Partnership with Highland council will build 500 homes a year to replace right to buy losses

The Scottish Executive has helped to set up a £6m fund to tackle the affordable housing crisis in the Highlands.

The money will be used to purchase land for affordable housing in the region.

The executive, through Communities Scotland, will provide £3m of the funding, with local authority Highland council contributing the remainder of the money, which it will raise from proceeds generated from tax on second homes in the region.

The Communities Scotland/Highland council partnership will acquire the sites before selling them on to housing associations. Any surplus land could be sold on to private developers at a profit. Highland council expects the fund to have topped £10m by 2007.

The council hopes to build about 500 homes a year under the scheme. The Highlands is currently losing about 650 homes a year under the right to buy.

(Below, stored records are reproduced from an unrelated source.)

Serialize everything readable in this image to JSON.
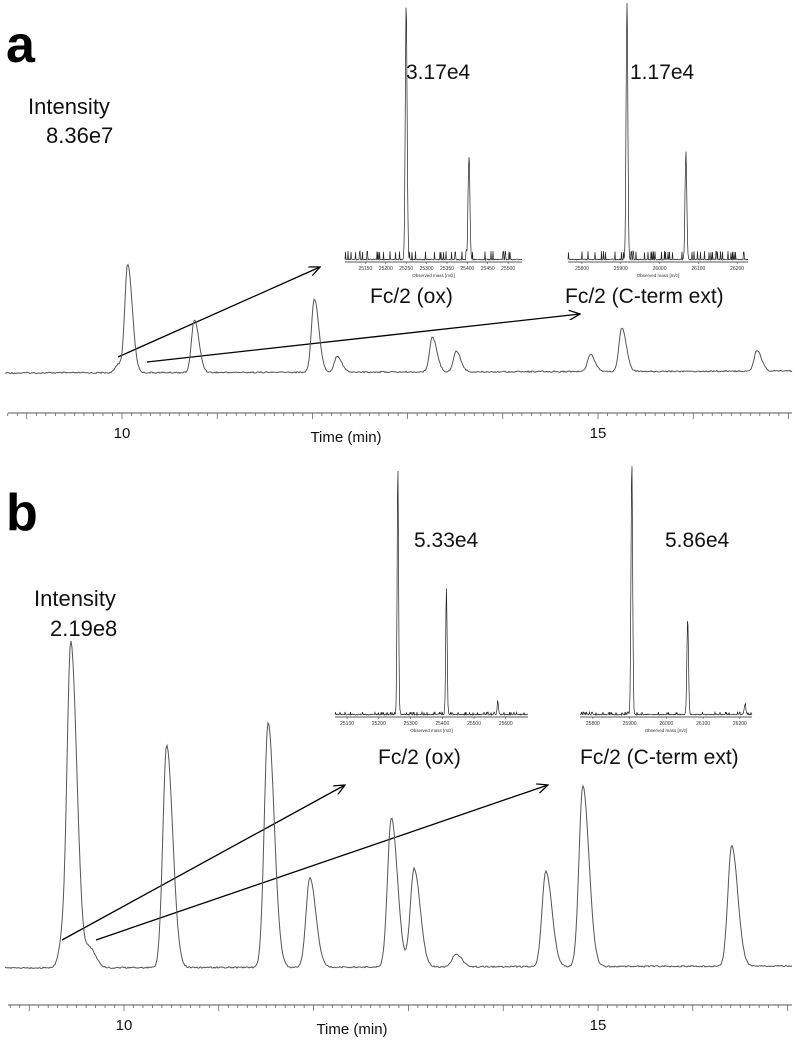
{
  "chart_data": [
    {
      "type": "line",
      "panel": "a",
      "xlabel": "Time (min)",
      "xticks": [
        10,
        15
      ],
      "xlim": [
        8.8,
        17.0
      ],
      "intensity_label": "Intensity",
      "intensity_max": "8.36e7",
      "peaks": {
        "time_min": [
          9.96,
          10.06,
          10.76,
          12.02,
          12.26,
          13.26,
          13.51,
          14.92,
          15.25,
          16.67
        ],
        "relative_intensity": [
          8,
          100,
          49,
          68,
          15,
          32,
          19,
          16,
          40,
          19
        ]
      },
      "insets": [
        {
          "label": "Fc/2 (ox)",
          "intensity": "3.17e4",
          "xlabel": "Observed mass [m/z]",
          "xlim": [
            25100,
            25534
          ],
          "xticks": [
            25150,
            25200,
            25250,
            25300,
            25350,
            25400,
            25450,
            25500
          ],
          "peaks": {
            "mass": [
              25250,
              25404
            ],
            "relative_intensity": [
              100,
              40
            ]
          }
        },
        {
          "label": "Fc/2 (C-term ext)",
          "intensity": "1.17e4",
          "xlabel": "Observed mass [m/z]",
          "xlim": [
            25764,
            26228
          ],
          "xticks": [
            25800,
            25900,
            26000,
            26100,
            26200
          ],
          "peaks": {
            "mass": [
              25916,
              26068
            ],
            "relative_intensity": [
              100,
              42
            ]
          }
        }
      ]
    },
    {
      "type": "line",
      "panel": "b",
      "xlabel": "Time (min)",
      "xticks": [
        10,
        15
      ],
      "xlim": [
        8.8,
        17.0
      ],
      "intensity_label": "Intensity",
      "intensity_max": "2.19e8",
      "peaks": {
        "time_min": [
          9.35,
          9.44,
          9.64,
          10.45,
          11.52,
          11.96,
          12.82,
          13.06,
          13.5,
          14.45,
          14.84,
          16.41
        ],
        "relative_intensity": [
          8,
          100,
          6,
          70,
          77,
          28,
          47,
          31,
          4,
          30,
          57,
          38
        ]
      },
      "insets": [
        {
          "label": "Fc/2 (ox)",
          "intensity": "5.33e4",
          "xlabel": "Observed mass [m/z]",
          "xlim": [
            25062,
            25670
          ],
          "xticks": [
            25100,
            25200,
            25300,
            25400,
            25500,
            25600
          ],
          "peaks": {
            "mass": [
              25260,
              25413,
              25575
            ],
            "relative_intensity": [
              100,
              51,
              5
            ]
          }
        },
        {
          "label": "Fc/2 (C-term ext)",
          "intensity": "5.86e4",
          "xlabel": "Observed mass [m/z]",
          "xlim": [
            25765,
            26233
          ],
          "xticks": [
            25800,
            25900,
            26000,
            26100,
            26200
          ],
          "peaks": {
            "mass": [
              25906,
              26058,
              26214
            ],
            "relative_intensity": [
              100,
              38,
              4
            ]
          }
        }
      ]
    }
  ],
  "labels": {
    "a": "a",
    "b": "b"
  }
}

The scheme was developed in conjunction with the Highland Rural Partnership for Change, which was established by the Scottish executive in order to produce a plan for tackling the shortage of social rented housing in rural communities.

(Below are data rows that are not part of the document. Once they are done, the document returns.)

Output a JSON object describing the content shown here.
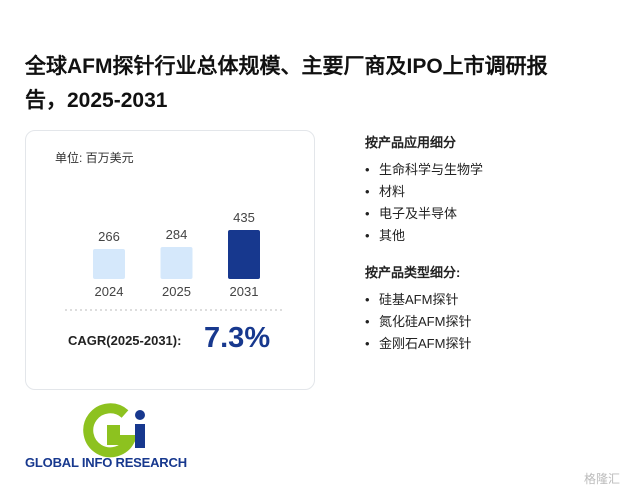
{
  "title": "全球AFM探针行业总体规模、主要厂商及IPO上市调研报告，2025-2031",
  "chart_data": {
    "type": "bar",
    "unit": "单位: 百万美元",
    "categories": [
      "2024",
      "2025",
      "2031"
    ],
    "values": [
      266,
      284,
      435
    ],
    "colors": [
      "#d5e8fb",
      "#d5e8fb",
      "#17388e"
    ]
  },
  "cagr": {
    "label": "CAGR(2025-2031):",
    "value": "7.3%"
  },
  "segments": [
    {
      "heading": "按产品应用细分",
      "items": [
        "生命科学与生物学",
        "材料",
        "电子及半导体",
        "其他"
      ]
    },
    {
      "heading": "按产品类型细分:",
      "items": [
        "硅基AFM探针",
        "氮化硅AFM探针",
        "金刚石AFM探针"
      ]
    }
  ],
  "logo": "GLOBAL INFO RESEARCH",
  "watermark": "格隆汇"
}
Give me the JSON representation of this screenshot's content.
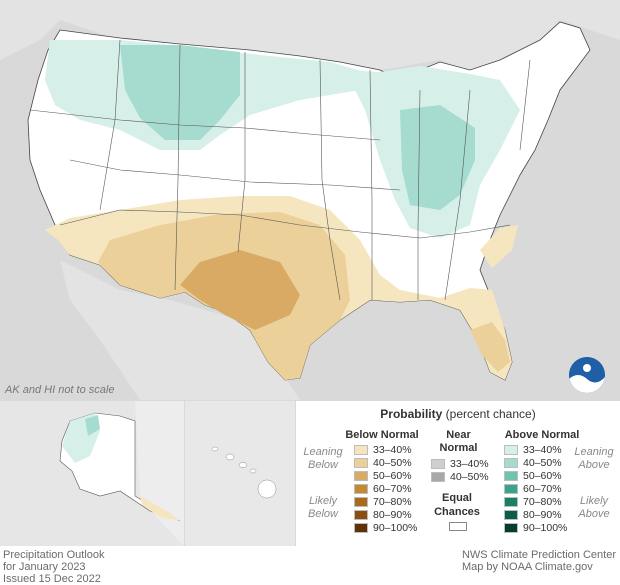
{
  "map": {
    "scale_note": "AK and HI not to scale",
    "logo": "NOAA"
  },
  "legend": {
    "title_bold": "Probability",
    "title_rest": " (percent chance)",
    "below_header": "Below Normal",
    "near_header_1": "Near",
    "near_header_2": "Normal",
    "above_header": "Above Normal",
    "leaning_1": "Leaning",
    "below_word": "Below",
    "above_word": "Above",
    "likely_1": "Likely",
    "equal_1": "Equal",
    "equal_2": "Chances",
    "below_items": [
      {
        "label": "33–40%",
        "color": "#f6e6c0"
      },
      {
        "label": "40–50%",
        "color": "#ecd09a"
      },
      {
        "label": "50–60%",
        "color": "#d9aa63"
      },
      {
        "label": "60–70%",
        "color": "#c58934"
      },
      {
        "label": "70–80%",
        "color": "#a96a1c"
      },
      {
        "label": "80–90%",
        "color": "#8a4f10"
      },
      {
        "label": "90–100%",
        "color": "#5e3206"
      }
    ],
    "near_items": [
      {
        "label": "33–40%",
        "color": "#cfcfcf"
      },
      {
        "label": "40–50%",
        "color": "#a8a8a8"
      }
    ],
    "above_items": [
      {
        "label": "33–40%",
        "color": "#d6efe9"
      },
      {
        "label": "40–50%",
        "color": "#a6dccf"
      },
      {
        "label": "50–60%",
        "color": "#6fc4b0"
      },
      {
        "label": "60–70%",
        "color": "#3aa38c"
      },
      {
        "label": "70–80%",
        "color": "#1a7f68"
      },
      {
        "label": "80–90%",
        "color": "#0b5e4c"
      },
      {
        "label": "90–100%",
        "color": "#053d31"
      }
    ]
  },
  "footer": {
    "left_1": "Precipitation Outlook",
    "left_2": "for January 2023",
    "left_3": "Issued 15 Dec 2022",
    "right_1": "NWS Climate Prediction Center",
    "right_2": "Map by NOAA Climate.gov"
  }
}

Communities minister Malcolm Chisholm said: “The Partnership for Change identified that little land came onto the market in the Highlands, other than large estates or whole farm units, and that the development of affordable housing was dependent on the outcome of negotiation with landowners.”

Highland council hopes the scheme will eventually enable it to replace all the homes it loses each year through right to buy.

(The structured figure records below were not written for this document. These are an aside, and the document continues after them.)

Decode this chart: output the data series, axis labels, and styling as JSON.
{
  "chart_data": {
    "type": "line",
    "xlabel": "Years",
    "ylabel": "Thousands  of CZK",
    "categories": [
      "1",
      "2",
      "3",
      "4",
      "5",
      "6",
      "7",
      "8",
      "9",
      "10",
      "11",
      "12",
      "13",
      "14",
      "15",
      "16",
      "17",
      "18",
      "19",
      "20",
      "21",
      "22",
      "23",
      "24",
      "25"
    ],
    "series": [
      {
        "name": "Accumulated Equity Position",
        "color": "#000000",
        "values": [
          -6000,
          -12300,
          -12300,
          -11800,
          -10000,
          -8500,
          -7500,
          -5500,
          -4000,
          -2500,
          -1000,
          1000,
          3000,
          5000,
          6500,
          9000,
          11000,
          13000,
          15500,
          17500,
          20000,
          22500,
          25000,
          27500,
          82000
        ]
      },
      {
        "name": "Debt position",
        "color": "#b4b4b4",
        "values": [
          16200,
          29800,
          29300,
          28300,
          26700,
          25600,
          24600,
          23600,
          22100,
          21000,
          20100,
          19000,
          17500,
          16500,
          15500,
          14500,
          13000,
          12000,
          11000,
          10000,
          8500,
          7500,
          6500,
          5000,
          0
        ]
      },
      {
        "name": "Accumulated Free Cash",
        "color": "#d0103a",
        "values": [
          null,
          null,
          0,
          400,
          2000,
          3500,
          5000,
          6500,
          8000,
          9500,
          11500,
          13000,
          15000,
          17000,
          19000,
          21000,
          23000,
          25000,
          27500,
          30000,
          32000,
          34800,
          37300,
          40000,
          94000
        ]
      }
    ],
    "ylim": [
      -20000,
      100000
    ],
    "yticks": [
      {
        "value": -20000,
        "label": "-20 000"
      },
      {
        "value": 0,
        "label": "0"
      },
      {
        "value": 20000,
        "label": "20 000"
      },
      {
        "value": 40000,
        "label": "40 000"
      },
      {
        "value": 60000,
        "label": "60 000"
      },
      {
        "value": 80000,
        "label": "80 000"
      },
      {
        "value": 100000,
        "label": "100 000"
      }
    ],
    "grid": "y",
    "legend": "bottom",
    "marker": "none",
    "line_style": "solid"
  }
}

Sheena Slimon, vice-chair of housing and social work at Highland council, said: “Even if we build 500 homes per year, we will still be minus 150 through right to buy. Hopefully, this will allow us to break even.”

A Highland council report published last November said homeless households in the Highlands had doubled in the previous two years (HT 12 November 2004, page 12).

Slimon added that the cost and location of sites purchased would depend on negotiations with landowners across the Highlands. She was unable to reveal more on whether the sites would be greenfield or brownfield, or where they would be located.